L’IA est également présente dans les systèmes LAPI (Lecture Automatique des Plaques d’Immatriculation), qui automatisent la lecture et l’identification des plaques d’immatriculation afin que les forces de l’ordre, les sociétés commerciales et les municipalités puissent localiser plus facilement les véhicules recherchés.

L’objectif est de permettre au système de prendre une image de l’arrière d’une voiture qu’il n’a jamais vue auparavant et de pouvoir afficher les caractères de la plaque d’immatriculation, son état d’origine et la marque du véhicule. Pour ce faire, il compare la nouvelle image avec les images étiquetées dans sa base de données. Il calcule ensuite la probabilité que la nouvelle image appartienne à un ensemble spécifique de classifications prédéterminées.

L’ordinateur identifie et piste donc automatiquement les véhicules qui accèdent aux installations sous protection et permet ainsi de sécuriser et de surveiller des zones qui étaient jusqu’alors sans protection, comme les aires de stationnement.

Doit-on avoir peur de l’IA sur la voie publique ?

Les opérateurs de vidéoprotection qui visionnent en direct les images des caméras sont des policiers municipaux assermentés. Leur rôle est de patrouiller virtuellement sur le secteur défini et de détecter, à l’aide des logiciels intelligents, les comportements suspects qui interviendraient sous l’œil des caméras. Ils peuvent ainsi aider en direct les équipes sur le terrain dans l’indication et le suivi précis de l’endroit où se trouve un suspect ou dans la description d’une agression ou d’un vandalisme en cours.

L’intelligence Artificielle dans le domaine de la sécurité a pour but unique de renforcer la sûreté et la sécurité des biens et des personnes.
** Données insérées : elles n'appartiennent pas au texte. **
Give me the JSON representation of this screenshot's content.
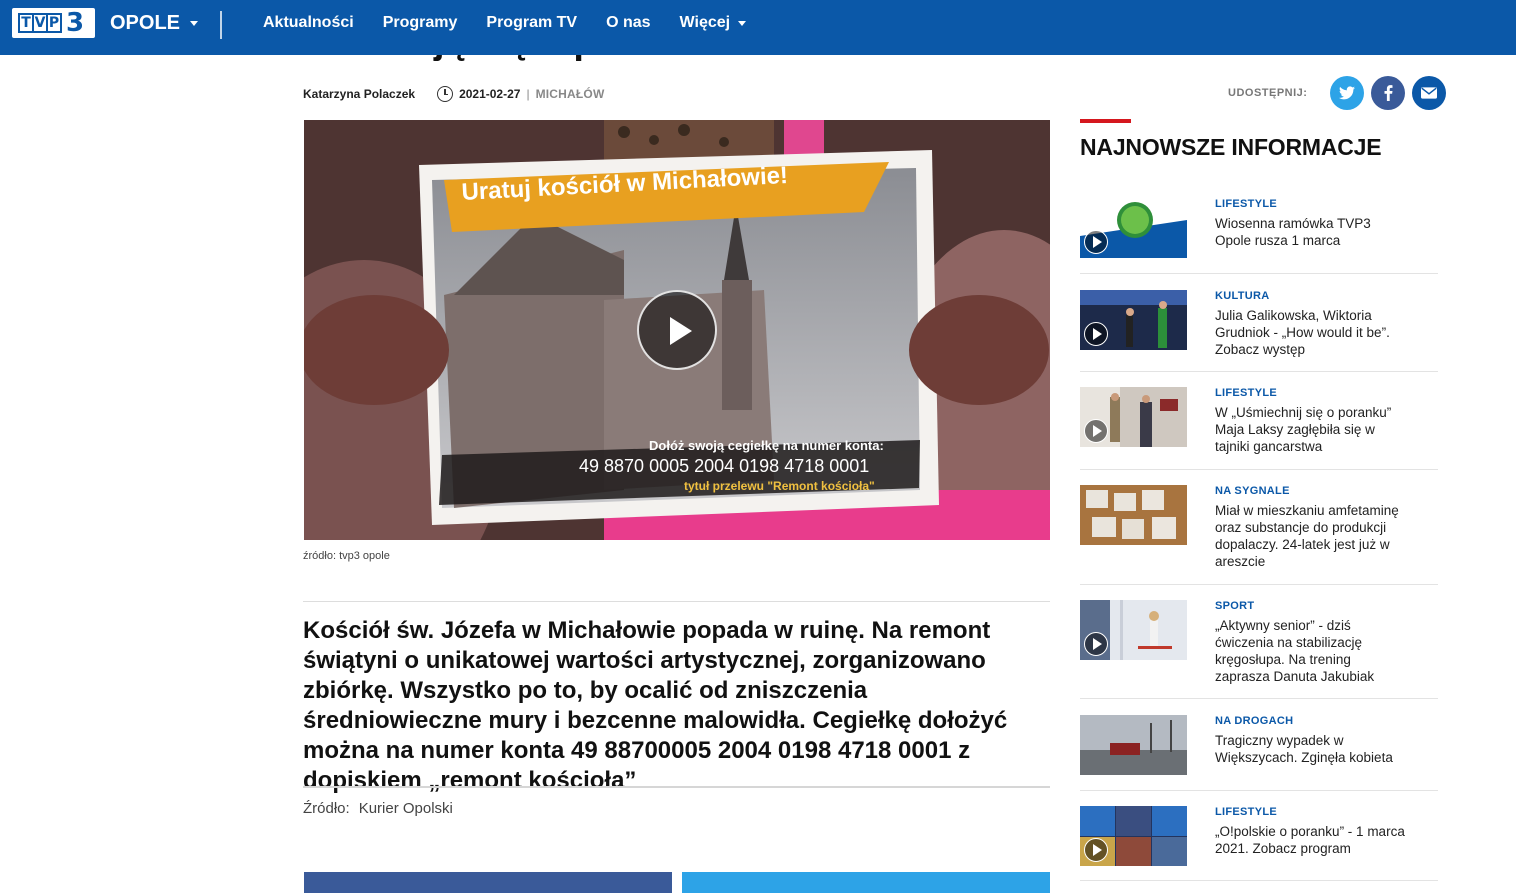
{
  "header": {
    "logo_text": "TVP",
    "logo_number": "3",
    "region": "OPOLE",
    "nav": [
      "Aktualności",
      "Programy",
      "Program TV",
      "O nas",
      "Więcej"
    ]
  },
  "article": {
    "headline_partial": "Zwracają się o pomoc",
    "author": "Katarzyna Polaczek",
    "date": "2021-02-27",
    "separator": "|",
    "location": "MICHAŁÓW",
    "share_label": "UDOSTĘPNIJ:",
    "video_caption": "źródło: tvp3 opole",
    "video_sign": {
      "title": "Uratuj kościół w Michałowie!",
      "line1": "Dołóż swoją cegiełkę na numer konta:",
      "account": "49 8870 0005 2004 0198 4718 0001",
      "line3": "tytuł przelewu \"Remont kościoła\""
    },
    "lead": "Kościół św. Józefa w Michałowie popada w ruinę. Na remont świątyni o unikatowej wartości artystycznej, zorganizowano zbiórkę. Wszystko po to, by ocalić od zniszczenia średniowieczne mury i bezcenne malowidła. Cegiełkę dołożyć można na numer konta 49 88700005 2004 0198 4718 0001 z dopiskiem „remont kościoła”",
    "source_label": "Źródło:",
    "source_value": "Kurier Opolski"
  },
  "sidebar": {
    "title": "NAJNOWSZE INFORMACJE",
    "items": [
      {
        "category": "LIFESTYLE",
        "title": "Wiosenna ramówka TVP3 Opole rusza 1 marca",
        "video": true
      },
      {
        "category": "KULTURA",
        "title": "Julia Galikowska, Wiktoria Grudniok - „How would it be”. Zobacz występ",
        "video": true
      },
      {
        "category": "LIFESTYLE",
        "title": "W „Uśmiechnij się o poranku” Maja Laksy zagłębiła się w tajniki gancarstwa",
        "video": true
      },
      {
        "category": "NA SYGNALE",
        "title": "Miał w mieszkaniu amfetaminę oraz substancje do produkcji dopalaczy. 24-latek jest już w areszcie",
        "video": false
      },
      {
        "category": "SPORT",
        "title": "„Aktywny senior” - dziś ćwiczenia na stabilizację kręgosłupa. Na trening zaprasza Danuta Jakubiak",
        "video": true
      },
      {
        "category": "NA DROGACH",
        "title": "Tragiczny wypadek w Większycach. Zginęła kobieta",
        "video": false
      },
      {
        "category": "LIFESTYLE",
        "title": "„O!polskie o poranku” - 1 marca 2021. Zobacz program",
        "video": true
      }
    ]
  },
  "colors": {
    "brand": "#0b58a8",
    "accent_red": "#d5171e",
    "twitter": "#2da3e7",
    "facebook": "#3a5a99"
  },
  "icons": [
    "clock-icon",
    "twitter-icon",
    "facebook-icon",
    "mail-icon",
    "play-icon",
    "chevron-down-icon"
  ]
}
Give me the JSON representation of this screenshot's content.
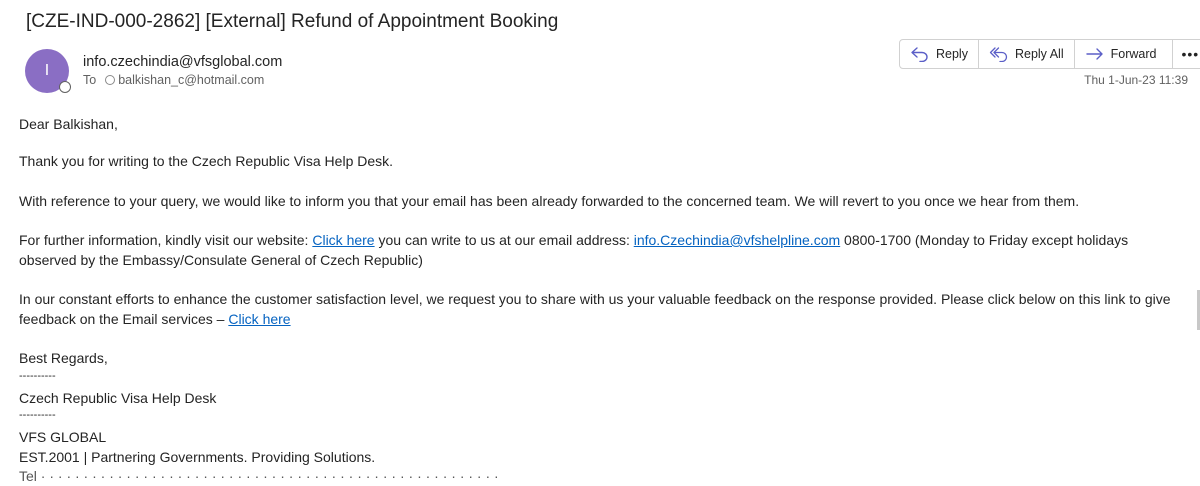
{
  "email": {
    "subject": "[CZE-IND-000-2862] [External] Refund of Appointment Booking",
    "avatar_initial": "I",
    "sender": "info.czechindia@vfsglobal.com",
    "to_label": "To",
    "recipient": "balkishan_c@hotmail.com",
    "date": "Thu 1-Jun-23 11:39",
    "accent_color": "#8a6ec4"
  },
  "actions": {
    "reply": "Reply",
    "reply_all": "Reply All",
    "forward": "Forward",
    "more": "•••"
  },
  "body": {
    "greeting": "Dear Balkishan,",
    "thanks": "Thank you for writing to the Czech Republic Visa Help Desk.",
    "reference": "With reference to your query, we would like to inform you that your email has been already forwarded to the concerned team. We will revert to you once we hear from them.",
    "further_pre": "For further information, kindly visit our website: ",
    "further_link": "Click here",
    "further_mid": " you can write to us at our email address: ",
    "further_email": "info.Czechindia@vfshelpline.com",
    "further_post": " 0800-1700 (Monday to Friday except holidays observed by the Embassy/Consulate General of Czech Republic)",
    "feedback_pre": "In our constant efforts to enhance the customer satisfaction level, we request you to share with us your valuable feedback on the response provided. Please click below on this link to give feedback on the Email services – ",
    "feedback_link": " Click here",
    "regards": "Best Regards,",
    "separator1": "----------",
    "signature_desk": "Czech Republic Visa Help Desk",
    "separator2": "----------",
    "company": "VFS GLOBAL",
    "tagline": "EST.2001 | Partnering Governments. Providing Solutions.",
    "truncated": "Tel · · · · · · · · · · · · · · · · · · · · · · · · · · · · · · · · · · · · · · · · · · · · · · · · · · · · · ·"
  }
}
Les images récoltées par les caméras de vidéoprotection sont conservées dans des serveurs informatiques hautement sécurisés et sont détruites dans un délai d’un mois sauf pour les images qui auraient été sujettes à une réquisition par les forces de l’ordre dans le cadre d’une enquête.

Alors oui, l’intelligence artificielle récolte des données sur toutes les personnes qui passent devant les caméras, mais ces données ont pour unique but d’enrichir les connaissances de la machine et de la rendre plus performante dans la détection de comportement suspect, et ce dans le but de réduire le vandalisme et l’insécurité dans nos villes. Les systèmes de vidéoprotection sont soumis à des règles très strictes en France. En aucun cas, les données et les images récoltées ne peuvent être utilisées ou revendues à des fins commerciales.